Confidential counselor offers insight
In addition to a code of conduct, appointing a confidential counselor can be a good part of the policy to be implemented. Even in the event that a report of an incident of psychosocial work burden to a confidential counselor does not lead to further action towards employees, the report does create a picture of the nature, cause and extent of the psychosocial work burden within the employer's organization. basis on which the employer can (and must) take measures. A confidential counselor will have to be independent. The employer will therefore have to carefully consider who is the appropriate person for this. In line with the explanation of the House Whistleblowers Act, it is not obvious to appoint a board member or the head of human resources as a confidential counselor. They will have to take measures if there is a psychosocial workload, so that they are not independent in the role of confidential counselor. In addition, the employer will have to facilitate the confidential counselor in his role and provide guidance on how to carry out his role.

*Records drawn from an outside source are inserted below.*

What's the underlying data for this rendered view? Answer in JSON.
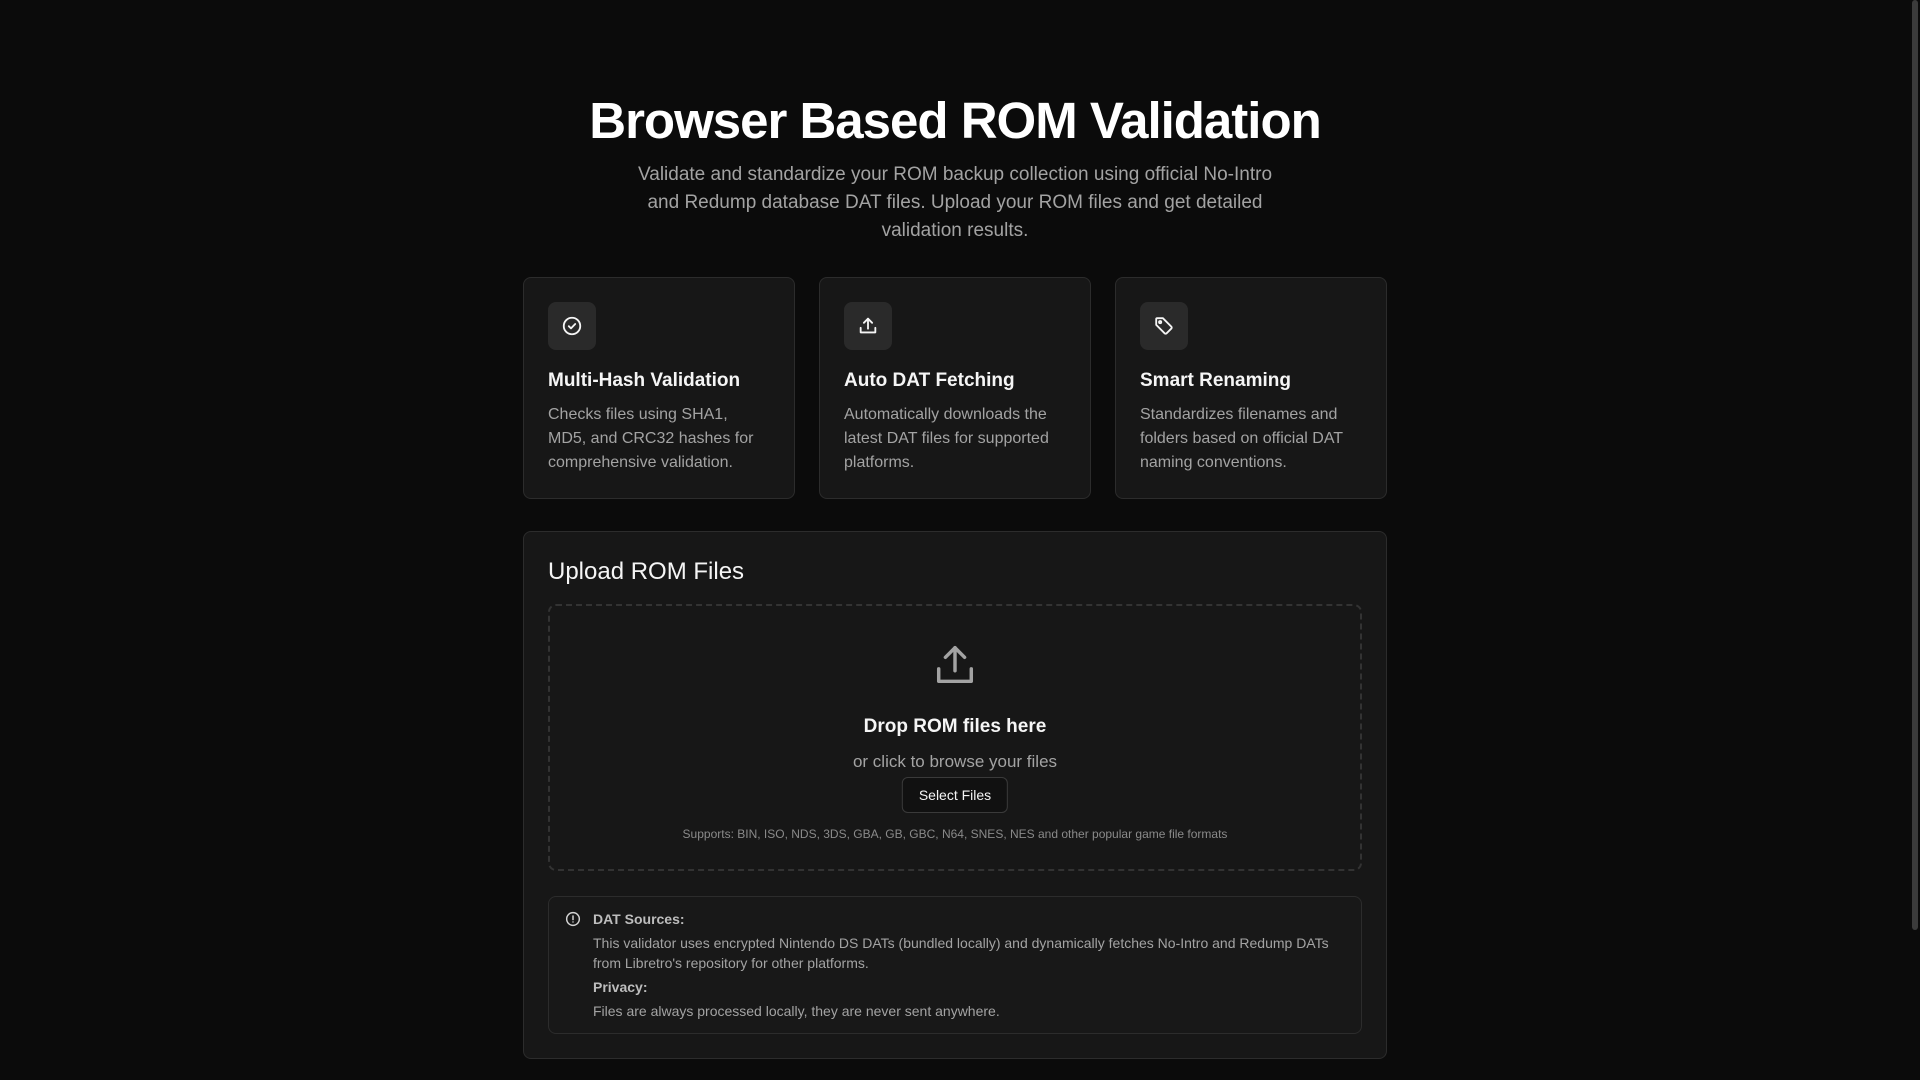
{
  "hero": {
    "title": "Browser Based ROM Validation",
    "subtitle": "Validate and standardize your ROM backup collection using official No-Intro and Redump database DAT files. Upload your ROM files and get detailed validation results."
  },
  "features": [
    {
      "icon": "check-circle-icon",
      "title": "Multi-Hash Validation",
      "description": "Checks files using SHA1, MD5, and CRC32 hashes for comprehensive validation."
    },
    {
      "icon": "upload-icon",
      "title": "Auto DAT Fetching",
      "description": "Automatically downloads the latest DAT files for supported platforms."
    },
    {
      "icon": "tag-icon",
      "title": "Smart Renaming",
      "description": "Standardizes filenames and folders based on official DAT naming conventions."
    }
  ],
  "upload": {
    "title": "Upload ROM Files",
    "drop_title": "Drop ROM files here",
    "drop_subtitle": "or click to browse your files",
    "button_label": "Select Files",
    "supports": "Supports: BIN, ISO, NDS, 3DS, GBA, GB, GBC, N64, SNES, NES and other popular game file formats"
  },
  "info": {
    "icon": "info-circle-icon",
    "dat_label": "DAT Sources:",
    "dat_text": "This validator uses encrypted Nintendo DS DATs (bundled locally) and dynamically fetches No-Intro and Redump DATs from Libretro's repository for other platforms.",
    "privacy_label": "Privacy:",
    "privacy_text": "Files are always processed locally, they are never sent anywhere."
  },
  "colors": {
    "background": "#0b0b0b",
    "card": "#171717",
    "border": "#2c2c2c",
    "muted_text": "#a3a3a3"
  }
}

Draw up a complaints procedure
In addition to drawing up a code of conduct and appointing a confidential counselor, the employer can record in a complaints procedure how a report of psychosocial work strain will be handled. A complaints procedure contains regulations on the way in which a report is handled, such as the composition of a complaints committee and the way in which the principle of audi alteram partem is applied. In addition, the complaints procedure can also specify the sanctions that the employer can attach to an incident of psychosocial work strain once established. This is the repressive part of the policy. This could include a written warning, a reprimand or summary dismissal. However, care must be taken with the most far-reaching sanction of summary dismissal. Case law from the Supreme Court – and lower courts – teaches that the employer strengthens its position when the sanctions are built up. Summary dismissal after an employee has already been confronted several times about his behavior is generally more likely to last than when a 'first offender' is immediately summarily dismissed. Moreover, the employer cannot make mistakes overnight and must have the facts clear before a sanction is imposed. When it comes to psychosocial work strain – and sexual harassment – public opinion is clear. Employers are very aware of this, but at the same time they have their own responsibility to prevent and tackle psychosocial work burden in their own company on the basis of policies they formulate themselves. This can put a stop to the practice whereby psychosocial work strain leads to a termination agreement between the employer and the victim - as was previously the usual solution to get rid of the issue.